Passing through Glandy Cross and Efailwen (the location of the first of the Rebecca Riots) the A478 crosses the county boundary back into Pembrokeshire, passing through Llandissilio to the railway station at Clunderwen. The A478 then crosses the A40 trunk road between Llanddewi Velfrey and Penblewin, to the west of St Clears, at the Penblewin roundabout and passes through Narberth town centre where it meets the B4314.

===Narberth to Tenby===
After Narberth, the road passes through Camp Hill and Templeton, then crosses the A4115 near Templeton Airfield.
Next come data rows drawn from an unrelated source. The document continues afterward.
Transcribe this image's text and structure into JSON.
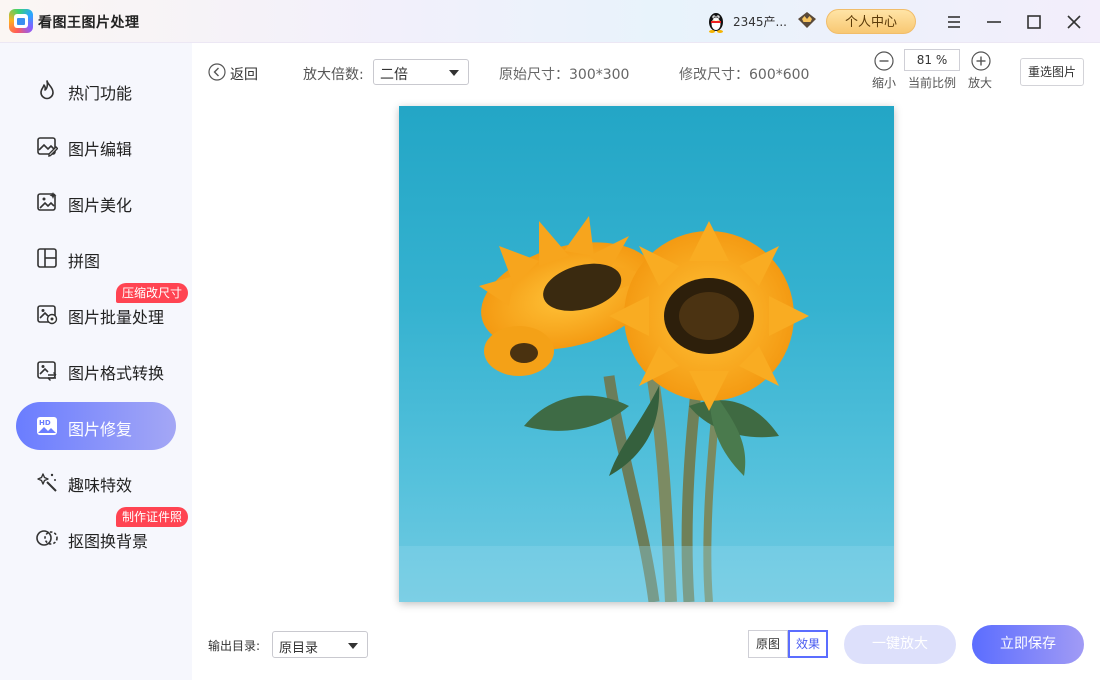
{
  "app": {
    "title": "看图王图片处理"
  },
  "titlebar": {
    "username": "2345产...",
    "vip_label": "个人中心"
  },
  "sidebar": {
    "items": [
      {
        "label": "热门功能",
        "icon": "flame-icon"
      },
      {
        "label": "图片编辑",
        "icon": "image-edit-icon"
      },
      {
        "label": "图片美化",
        "icon": "image-beautify-icon"
      },
      {
        "label": "拼图",
        "icon": "collage-icon"
      },
      {
        "label": "图片批量处理",
        "icon": "image-batch-icon",
        "badge": "压缩改尺寸"
      },
      {
        "label": "图片格式转换",
        "icon": "image-convert-icon"
      },
      {
        "label": "图片修复",
        "icon": "hd-image-icon",
        "active": true
      },
      {
        "label": "趣味特效",
        "icon": "magic-wand-icon"
      },
      {
        "label": "抠图换背景",
        "icon": "cutout-icon",
        "badge": "制作证件照"
      }
    ]
  },
  "toolbar": {
    "back_label": "返回",
    "scale_label": "放大倍数:",
    "scale_value": "二倍",
    "original_size": "原始尺寸：300*300",
    "modified_size": "修改尺寸：600*600",
    "zoom_out_label": "缩小",
    "zoom_value": "81 %",
    "zoom_current_label": "当前比例",
    "zoom_in_label": "放大",
    "reselect_label": "重选图片"
  },
  "bottom": {
    "output_label": "输出目录:",
    "output_value": "原目录",
    "view_original": "原图",
    "view_effect": "效果",
    "enlarge_label": "一键放大",
    "save_label": "立即保存"
  },
  "colors": {
    "accent": "#5b6dff",
    "badge": "#ff4452",
    "vip": "#f8c873"
  }
}
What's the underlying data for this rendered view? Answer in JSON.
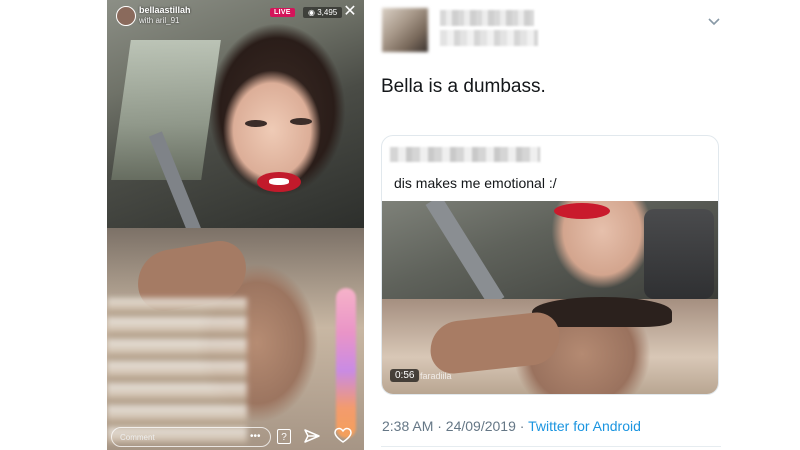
{
  "instagram_live": {
    "username": "bellaastillah",
    "with_user": "with aril_91",
    "live_badge": "LIVE",
    "viewer_count": "3,495",
    "comment_placeholder": "Comment",
    "more_label": "•••",
    "close_icon": "close-icon",
    "qa_icon": "question-icon",
    "send_icon": "send-icon",
    "like_icon": "heart-icon",
    "live_color": "#d4145a"
  },
  "tweet": {
    "text": "Bella is a dumbass.",
    "quoted": {
      "text": "dis makes me emotional :/",
      "video_duration": "0:56",
      "watermark": "faradiila"
    },
    "timestamp": "2:38 AM · 24/09/2019 · ",
    "source": "Twitter for Android",
    "caret_icon": "chevron-down-icon",
    "link_color": "#1b95e0"
  }
}
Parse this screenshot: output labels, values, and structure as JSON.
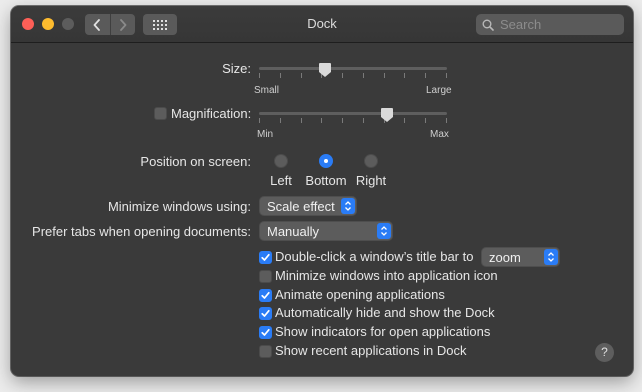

After passing the Folly Farm Adventure Park and Zoo and continuing through Begelly (Begeli) it crosses the A477 road on a roundabout. The B4316, a left turn, is to Saundersfoot railway station and an alternative way to Saundersfoot. Continuing on the A478 and passing through Pentlepoir, Wooden and Moreton at the roundabout at Twycross it reconnects with the other end of the B4316; the preferred route to Saundersfoot. The A478 continues south through New Hedges following the coast. After its junction with the A4139 and Tenby High Street, the A478 runs to the side of North Beach and terminates at the harbour by the town wall.

==Traffic==
The majority of traffic on the A478 is local, agricultural and, in season, tourist traffic. In 2012, Pembrokeshire County Council said the A478 at New Hedges, near Tenby, carried an average of 9,900 vehicles a day. There were 10 deaths as a result of road accidents on the A478 between 1999 and 2010, compared with the county's total of 80 road deaths for that period.